Hace tiempo que el teatro ha dejado de ser para los consagrados, sin que esto haya conseguido que las barreras invisibles entre los distintos grupos hayan dejado de levantarse. Siempre han estado los elegidos y los que así se conciben, pero también quienes encuentran el modo de hacer lo que se proponen desde el escenario sin mayor alarde, como los integrantes de Aguacate Teatro que, desde un breve foro, al fondo de un establecimiento de diseño, expresan con urgencia el peso del silencio, de la hipocresía y de la carga que cada persona lleva en secreto para sobrevivir en una sociedad que busca aparentar armonía.
La diversidad de pequeños espacios en el territorio citadino, el impulso de actrices, actores y uno que otro director, que han dejado atrás la inmovilidad y la ilusión de presentarse en un escenario grande y reconocido junto a nombres que les den lustre, ha abierto el paso a montajes como Afonía, cuyo valor reside en cómo conecta cada actor con su personaje, con su doble, y ambos con el espectador, que se encuentra ante una propuesta joven, arriesgada y esencialmente franca.
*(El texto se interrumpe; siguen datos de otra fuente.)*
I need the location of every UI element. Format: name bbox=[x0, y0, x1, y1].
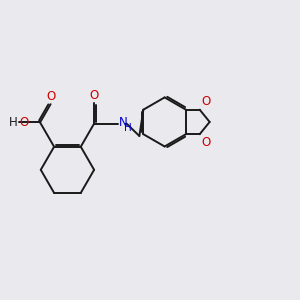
Text: H: H bbox=[9, 116, 18, 129]
Text: O: O bbox=[89, 89, 99, 102]
Text: H: H bbox=[124, 123, 132, 133]
Text: O: O bbox=[201, 136, 211, 148]
Text: O: O bbox=[20, 116, 29, 129]
Text: O: O bbox=[201, 95, 211, 108]
Text: N: N bbox=[118, 116, 127, 130]
Text: O: O bbox=[46, 90, 55, 103]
Dividido en tres historias, la primera parte del texto escrito a cuatro manos por Francisco Garibay, Pilar Garibay, Naza Gómez y Karina Lechuga, con la colaboración de Víctor de León, Estephanía Barba, Manuel Avellaneda y Carolina Gómez Orozco, de los cuales todos actúan, menos los últimos dos, gira en torno a los subtextos de cada frase, que son dichos abiertamente por el otro yo de un par de amigos frente a los interlocutores, generando el contrapunto de lo que debe decirse y lo que en realidad se siente o quisiera expresarse, en una historia en la que amistad y traición adquieren distinto significado.
Confesiones amorosas que anhelan ser escuchadas, retomadas y resueltas, así como soliloquios que revelan diversos sucesos trágicos, determinantes de una vida adulta en el intento fallido de ser plena, conforman la segunda parte de un texto que desnuda el interior de una joven generación de hombres y mujeres desde su forma de hablar hasta sus fantasías sexuales, pasando por el autoengaño, la desolación, la frivolidad, el abuso y una serie de obstáculos que se levantan, despojados del escudo de una comunicación insustancial como única vía para relacionarse.
El elenco que integra esta puesta en escena, compuesto por egresados de distintas escuelas profesionales de teatro, busca la complicidad de Sebastián Sánchez Amunátegui como director de esta convocatoria contra la falsedad, que le da cuerpo a un texto contemporáneo en el que las palabras parecen lanzadas con fuerza y sin paracaídas hacia el blanco que constituye el espectador que, desprevenido, deja pronto el letargo de su butaca hasta donde se estrella el desasosiego de los personajes.
Sánchez Amunátegui, egresado de la carrera de Ciencias Políticas de la UNAM, dedicado a la actividad cultural desde mucho tiempo atrás, es un director discreto que no discrimina actores por su formación ni procedencia y que no está en busca de brillo personal, ni se envilece con sus buenos resultados, como cuando llevó a escena Los arrepentidos de Marcus Lindeen, con Margarita Sanz y Alejandro Calva. Se trata de un director poco reconocido por la comunidad teatral, quizá por los teatros donde se presentan sus montajes, como el Foro Lucerna —en el que se puede ver Puras cosas maravillosas, que renovó temporada a petición del público—, que sin embargo no deja de tomar riesgos, como el que aceptó al dirigir Afonía, donde, si bien los jóvenes actores–dramaturgos abren la compuerta para liberar una cauda de temas opresivos sin límites temáticos o de lenguaje, también se dan el lujo de lanzar un epílogo que puede ubicarse en una ambivalencia entre la imposición y la sentencia.
Afonía, cuya mayor virtud es la honestidad por la que clama desde un rectángulo de pasto sintético con una banca, posee los elementos de una obra emergente, un grito que rompe despiadadamente el silencio al que nos sujetamos para salvaguardar una falsa existencia sin sobresaltos.